The task at hand: create a vessel that will protect an egg through three drops from the top of Hunter Stadium (about 30 feet). Sounds easy? Here’s where it gets tricky, students are only allowed to use toothpicks, rubber bands, toilet paper tubes and hot glue.“I spent probably 15 hours building my vessel,” said Mason Cambre, who had the bags under his eyes to prove it. “I hardly got any sleep.” Cambre’s model was a massive, boat-shaped structure held together by toothpicks and rubber bands, with a hull made out of opened toilet paper tubes.
Cambre hiked to the top of the bleachers, hopeful of his hard work, then he dropped his contraption. Laughter exploded from 30 feet below as the impact of the rocks literally created an explosion of arts and crafts materials. While the structure was demolished, the egg was nothing short of perfectly intact.

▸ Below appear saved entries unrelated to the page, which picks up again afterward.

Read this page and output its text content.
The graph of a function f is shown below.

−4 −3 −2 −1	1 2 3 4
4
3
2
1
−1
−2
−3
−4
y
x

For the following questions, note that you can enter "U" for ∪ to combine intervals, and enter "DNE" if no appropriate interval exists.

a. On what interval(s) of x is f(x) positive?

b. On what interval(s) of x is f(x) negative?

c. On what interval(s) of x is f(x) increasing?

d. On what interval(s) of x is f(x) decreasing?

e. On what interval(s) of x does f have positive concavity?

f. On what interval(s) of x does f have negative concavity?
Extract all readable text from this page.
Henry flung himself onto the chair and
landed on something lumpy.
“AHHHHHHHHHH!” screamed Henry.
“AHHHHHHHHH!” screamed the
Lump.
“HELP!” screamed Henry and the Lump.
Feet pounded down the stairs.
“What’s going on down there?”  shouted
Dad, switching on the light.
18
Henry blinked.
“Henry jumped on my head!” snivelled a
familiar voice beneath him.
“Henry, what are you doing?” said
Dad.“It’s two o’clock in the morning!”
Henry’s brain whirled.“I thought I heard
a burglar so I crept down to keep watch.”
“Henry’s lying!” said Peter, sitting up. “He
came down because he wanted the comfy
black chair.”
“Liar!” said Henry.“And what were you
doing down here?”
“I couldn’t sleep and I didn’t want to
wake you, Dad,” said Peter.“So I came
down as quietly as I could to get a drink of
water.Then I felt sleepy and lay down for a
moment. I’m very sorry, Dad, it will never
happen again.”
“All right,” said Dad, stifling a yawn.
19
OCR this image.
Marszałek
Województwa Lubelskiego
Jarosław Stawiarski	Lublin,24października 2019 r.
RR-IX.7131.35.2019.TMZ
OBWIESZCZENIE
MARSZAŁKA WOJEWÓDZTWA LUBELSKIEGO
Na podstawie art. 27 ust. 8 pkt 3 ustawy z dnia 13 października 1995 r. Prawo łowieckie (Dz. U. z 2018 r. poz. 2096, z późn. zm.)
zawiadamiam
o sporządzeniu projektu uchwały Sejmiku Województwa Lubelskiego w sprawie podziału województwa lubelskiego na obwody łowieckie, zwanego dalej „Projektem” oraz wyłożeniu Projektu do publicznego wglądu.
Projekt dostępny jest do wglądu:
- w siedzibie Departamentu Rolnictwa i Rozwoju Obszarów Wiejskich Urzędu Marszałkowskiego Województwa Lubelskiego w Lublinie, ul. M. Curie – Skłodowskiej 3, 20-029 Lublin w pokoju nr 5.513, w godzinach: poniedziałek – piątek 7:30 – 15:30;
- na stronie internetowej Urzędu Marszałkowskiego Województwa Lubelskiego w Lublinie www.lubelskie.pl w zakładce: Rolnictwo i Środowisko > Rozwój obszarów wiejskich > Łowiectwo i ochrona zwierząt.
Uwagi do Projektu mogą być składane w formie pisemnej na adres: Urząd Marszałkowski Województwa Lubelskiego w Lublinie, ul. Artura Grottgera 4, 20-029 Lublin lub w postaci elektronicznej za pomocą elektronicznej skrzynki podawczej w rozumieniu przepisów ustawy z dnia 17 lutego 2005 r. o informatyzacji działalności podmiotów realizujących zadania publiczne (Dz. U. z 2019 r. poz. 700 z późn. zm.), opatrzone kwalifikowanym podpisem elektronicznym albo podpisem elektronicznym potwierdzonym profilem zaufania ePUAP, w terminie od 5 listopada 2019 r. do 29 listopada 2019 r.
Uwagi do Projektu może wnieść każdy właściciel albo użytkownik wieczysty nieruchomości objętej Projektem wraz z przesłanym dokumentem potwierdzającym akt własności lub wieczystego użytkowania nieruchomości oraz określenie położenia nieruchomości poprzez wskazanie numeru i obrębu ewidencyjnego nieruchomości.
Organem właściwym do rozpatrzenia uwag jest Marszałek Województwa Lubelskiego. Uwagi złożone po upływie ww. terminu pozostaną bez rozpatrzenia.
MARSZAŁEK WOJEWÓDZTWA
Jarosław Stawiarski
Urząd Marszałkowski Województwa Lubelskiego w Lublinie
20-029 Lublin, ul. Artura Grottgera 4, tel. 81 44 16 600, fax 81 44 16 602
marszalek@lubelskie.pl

On the other hand, National Merit finalist Matthew Borgatti walked into class with a parachuted vessel that looked as if it was right out of Da Vinci’s sketchbook. He dropped it, and what would you know, the egg cracked. Matthew then redeemed himself by surviving the next two drops. Everyone was shocked when the soon-to-be Valedictorian’s egg cracked the first time, and it certainly did not settle the nerves of other students following him.For two weeks, students worried profusely over one of the most fragile subjects known to man: the humble shell of an egg. While the shell serves as a protective boundary for developing creatures, it ironically enough served as the boundary between the prosperity of an A, and the crushing blow of a C. In the end, students not only enjoyed the project, but managed to be successful in the process.